Mais derrière l’échec industriel, Solarezo n’a pas été une si mauvaise affaire. En tous cas, pas pour tout le monde. Certains dirigeants et actionnaires ne se sont pas oubliés.

En juin 2010, la société était contrôlée par le PDG actionnaire (26%), son partenaire industriel DRT (47,5%), et de deux investisseurs plus discrets que nous retrouverons plus loin dans notre récit : un fonds de pension allemand avec 26%, Complex Consult Gmbh, et la société familiale de Laurent Giraud, Alcima SARL, avec 1%.

Quatre centrales solaires issues des bureaux d’études de la société ont tout de même pu sortir de terre des années plus tard : deux tranches à Garein et deux tranches à Ygos-Saint-Saturnin, deux communes proches de Mont-de-Marsan, la préfecture des Landes. Et même cinq, puisque la société avait ouvert la centrale de Rudnik, dans la ville de Burgas en Bulgarie, comme l’attestent des articles de presse datant de juillet 2012 (voir encadré).
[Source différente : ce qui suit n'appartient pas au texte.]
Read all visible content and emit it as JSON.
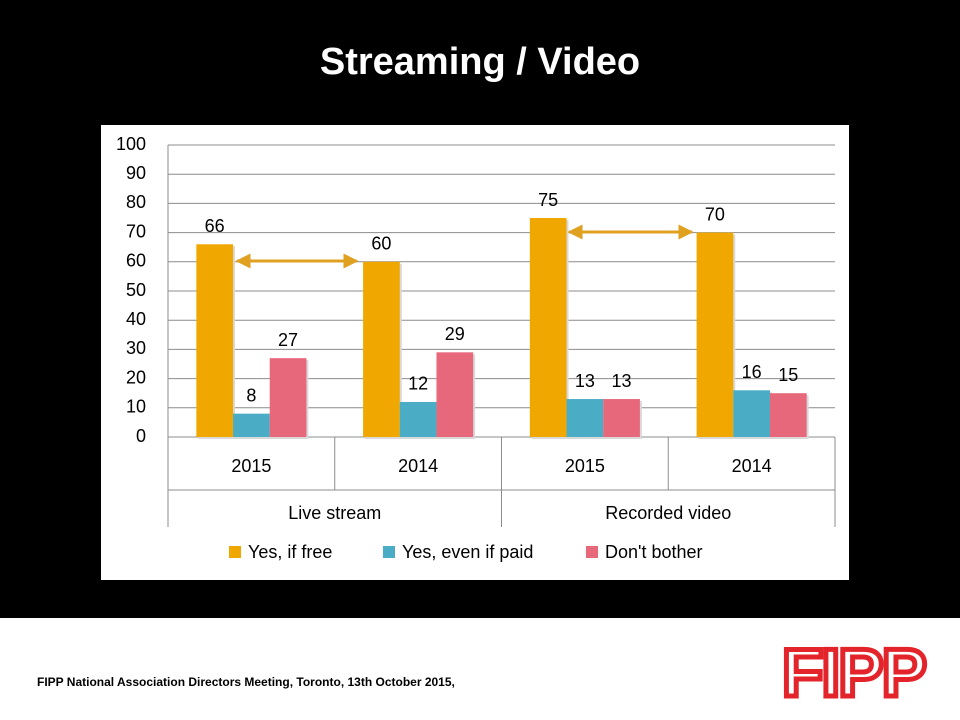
{
  "chart_data": {
    "type": "bar",
    "title": "Streaming / Video",
    "categories": [
      "2015",
      "2014",
      "2015",
      "2014"
    ],
    "groups": [
      "Live stream",
      "Recorded video"
    ],
    "series": [
      {
        "name": "Yes, if free",
        "color": "#f0a800",
        "values": [
          66,
          60,
          75,
          70
        ]
      },
      {
        "name": "Yes, even if paid",
        "color": "#4bacc6",
        "values": [
          8,
          12,
          13,
          16
        ]
      },
      {
        "name": "Don't bother",
        "color": "#e8687b",
        "values": [
          27,
          29,
          13,
          15
        ]
      }
    ],
    "ylim": [
      0,
      100
    ],
    "yticks": [
      0,
      10,
      20,
      30,
      40,
      50,
      60,
      70,
      80,
      90,
      100
    ],
    "grid": true,
    "legend": "bottom"
  },
  "footer": {
    "text": "FIPP National Association Directors Meeting, Toronto, 13th October 2015,",
    "logo": "FIPP"
  }
}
Carte des centrales solaires Engie Green dans les Landes - map : engie-green.fr/dans-votre-region
Carte des centrales solaires Engie Green dans les Landes - map : engie-green.fr/dans-votre-region

Pour exploiter les quatre centrales françaises, Solarezo avait créé quatre sociétés distinctes : Horizon Energies pour Garein 1, centrale mise en service en février 2015, trois autres sociétés estampillées « Rezo 24 » pour les trois autres (Ygos 1 et Ygos 2, mises en service tout récemment, en juillet 2021, et enfin Garein 2, prévue d’ouvrir courant 2022). Solarezo les contrôlait à hauteur de 51 %.
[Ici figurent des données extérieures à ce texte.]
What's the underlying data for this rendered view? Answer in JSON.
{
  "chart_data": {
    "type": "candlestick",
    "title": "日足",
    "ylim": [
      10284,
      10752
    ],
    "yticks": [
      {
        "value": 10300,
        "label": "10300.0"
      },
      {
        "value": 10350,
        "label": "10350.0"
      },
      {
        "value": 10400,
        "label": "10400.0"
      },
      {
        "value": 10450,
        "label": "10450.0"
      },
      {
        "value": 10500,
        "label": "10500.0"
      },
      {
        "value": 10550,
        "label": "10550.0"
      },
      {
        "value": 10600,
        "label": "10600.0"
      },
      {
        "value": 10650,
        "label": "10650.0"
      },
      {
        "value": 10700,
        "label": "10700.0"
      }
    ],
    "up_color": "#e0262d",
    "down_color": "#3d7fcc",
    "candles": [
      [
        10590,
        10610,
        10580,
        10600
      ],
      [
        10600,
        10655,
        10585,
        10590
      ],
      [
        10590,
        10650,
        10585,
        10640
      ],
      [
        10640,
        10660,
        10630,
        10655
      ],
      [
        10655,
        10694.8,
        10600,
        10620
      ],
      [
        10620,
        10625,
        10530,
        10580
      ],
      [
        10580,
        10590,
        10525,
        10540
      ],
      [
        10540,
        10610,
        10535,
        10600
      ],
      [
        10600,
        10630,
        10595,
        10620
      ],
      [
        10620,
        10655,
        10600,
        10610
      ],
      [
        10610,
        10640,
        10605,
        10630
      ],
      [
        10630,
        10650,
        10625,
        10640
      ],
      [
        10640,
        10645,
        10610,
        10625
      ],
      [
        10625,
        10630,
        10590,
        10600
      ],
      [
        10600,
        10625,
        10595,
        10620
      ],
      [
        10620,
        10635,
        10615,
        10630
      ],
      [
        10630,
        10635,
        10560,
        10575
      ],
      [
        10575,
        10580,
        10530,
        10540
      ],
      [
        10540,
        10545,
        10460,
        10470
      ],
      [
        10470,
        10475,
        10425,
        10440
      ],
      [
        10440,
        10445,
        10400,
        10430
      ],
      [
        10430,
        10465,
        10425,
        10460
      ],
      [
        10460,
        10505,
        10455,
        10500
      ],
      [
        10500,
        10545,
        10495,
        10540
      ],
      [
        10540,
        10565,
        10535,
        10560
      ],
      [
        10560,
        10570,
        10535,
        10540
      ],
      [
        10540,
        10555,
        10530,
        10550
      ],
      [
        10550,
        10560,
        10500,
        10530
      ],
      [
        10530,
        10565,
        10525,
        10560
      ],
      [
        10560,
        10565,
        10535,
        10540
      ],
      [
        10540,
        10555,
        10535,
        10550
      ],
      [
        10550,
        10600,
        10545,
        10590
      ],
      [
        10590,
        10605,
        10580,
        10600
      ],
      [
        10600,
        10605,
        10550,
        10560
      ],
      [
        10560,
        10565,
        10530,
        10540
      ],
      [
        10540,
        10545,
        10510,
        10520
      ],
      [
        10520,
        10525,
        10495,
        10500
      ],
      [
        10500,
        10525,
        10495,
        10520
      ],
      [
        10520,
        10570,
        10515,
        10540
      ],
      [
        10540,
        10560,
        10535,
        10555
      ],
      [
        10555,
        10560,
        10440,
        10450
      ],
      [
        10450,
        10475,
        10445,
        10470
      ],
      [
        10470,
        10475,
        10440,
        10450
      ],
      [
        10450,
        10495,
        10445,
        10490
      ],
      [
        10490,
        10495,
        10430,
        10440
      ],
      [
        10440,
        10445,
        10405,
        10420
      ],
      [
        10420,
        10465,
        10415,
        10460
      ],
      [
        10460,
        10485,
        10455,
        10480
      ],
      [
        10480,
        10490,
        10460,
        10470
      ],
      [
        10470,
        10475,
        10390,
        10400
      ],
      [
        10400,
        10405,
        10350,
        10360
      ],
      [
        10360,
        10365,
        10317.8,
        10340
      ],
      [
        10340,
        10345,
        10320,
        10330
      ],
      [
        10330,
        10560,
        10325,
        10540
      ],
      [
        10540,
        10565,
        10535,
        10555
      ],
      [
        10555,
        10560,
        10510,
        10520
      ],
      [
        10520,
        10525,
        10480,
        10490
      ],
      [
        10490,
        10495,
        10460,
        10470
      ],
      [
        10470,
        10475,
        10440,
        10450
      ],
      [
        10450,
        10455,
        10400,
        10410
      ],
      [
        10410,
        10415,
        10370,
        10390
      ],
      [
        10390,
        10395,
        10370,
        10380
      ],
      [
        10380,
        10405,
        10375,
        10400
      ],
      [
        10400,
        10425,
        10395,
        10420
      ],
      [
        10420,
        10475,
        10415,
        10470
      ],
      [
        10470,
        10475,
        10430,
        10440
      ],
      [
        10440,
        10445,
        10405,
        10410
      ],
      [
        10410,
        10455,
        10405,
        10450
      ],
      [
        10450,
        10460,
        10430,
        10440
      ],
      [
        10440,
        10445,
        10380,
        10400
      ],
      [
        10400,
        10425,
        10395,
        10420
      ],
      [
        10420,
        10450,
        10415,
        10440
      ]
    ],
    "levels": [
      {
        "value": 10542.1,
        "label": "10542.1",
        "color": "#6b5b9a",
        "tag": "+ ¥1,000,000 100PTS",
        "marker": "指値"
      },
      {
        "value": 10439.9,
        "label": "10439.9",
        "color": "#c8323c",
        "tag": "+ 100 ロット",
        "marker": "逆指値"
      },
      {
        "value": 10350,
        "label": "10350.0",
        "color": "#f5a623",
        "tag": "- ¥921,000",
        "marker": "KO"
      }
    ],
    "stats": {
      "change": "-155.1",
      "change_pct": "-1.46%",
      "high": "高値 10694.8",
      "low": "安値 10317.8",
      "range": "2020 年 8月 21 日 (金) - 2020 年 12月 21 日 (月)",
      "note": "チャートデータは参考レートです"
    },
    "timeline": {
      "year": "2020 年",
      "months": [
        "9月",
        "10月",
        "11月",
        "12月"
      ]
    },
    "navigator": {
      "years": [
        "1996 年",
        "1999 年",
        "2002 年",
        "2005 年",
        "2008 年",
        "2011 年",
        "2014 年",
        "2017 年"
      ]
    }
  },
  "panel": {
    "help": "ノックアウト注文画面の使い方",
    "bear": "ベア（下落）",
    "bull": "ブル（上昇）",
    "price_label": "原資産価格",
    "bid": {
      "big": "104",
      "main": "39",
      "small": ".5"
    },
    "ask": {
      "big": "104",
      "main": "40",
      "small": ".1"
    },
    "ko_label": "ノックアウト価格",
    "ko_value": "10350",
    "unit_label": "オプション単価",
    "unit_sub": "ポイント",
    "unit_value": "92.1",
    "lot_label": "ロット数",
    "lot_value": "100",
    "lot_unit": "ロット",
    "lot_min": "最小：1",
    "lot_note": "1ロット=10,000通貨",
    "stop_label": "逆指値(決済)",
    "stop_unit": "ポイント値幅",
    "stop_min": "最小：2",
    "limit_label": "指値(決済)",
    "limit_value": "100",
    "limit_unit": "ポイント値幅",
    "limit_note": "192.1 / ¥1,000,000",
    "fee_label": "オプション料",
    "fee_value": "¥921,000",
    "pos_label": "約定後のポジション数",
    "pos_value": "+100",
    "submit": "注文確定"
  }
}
Ces participations, en France comme en Bulgarie, n’ont pourtant pas été comptabilisées dans l’inventaire d'actifs valorisables effectué après la liquidation judiciaire. Et n'ont donc pas pu contribuer à renflouer la société et rembourser ses créanciers. Son bilan comptait plusieurs millions d'euros de passif, comme nous le verrons plus loin.

La pépite de le mer noire

La centrale électrique de Rudnik, située sur la commune de Burgas au bord de la mer Noire en Bulgarie, a été mise en service à l’été 2012. C'est la première réalisation concrète de Solarezo durant sa courte existence. Les panneaux viennent même de l'usine de Pontonx. C'est une centrale de taille très moyenne : surface 5 Ha, capacité 3 MW, production attendue 4,1 MWh par an. Il parait que le terrain n'a pas eu besoin d'être défriché, il a juste été « nettoyé ». M. l'ambassadeur de France, et son attaché économique, se sont déplacés pour l'inauguration du site en juillet 2012.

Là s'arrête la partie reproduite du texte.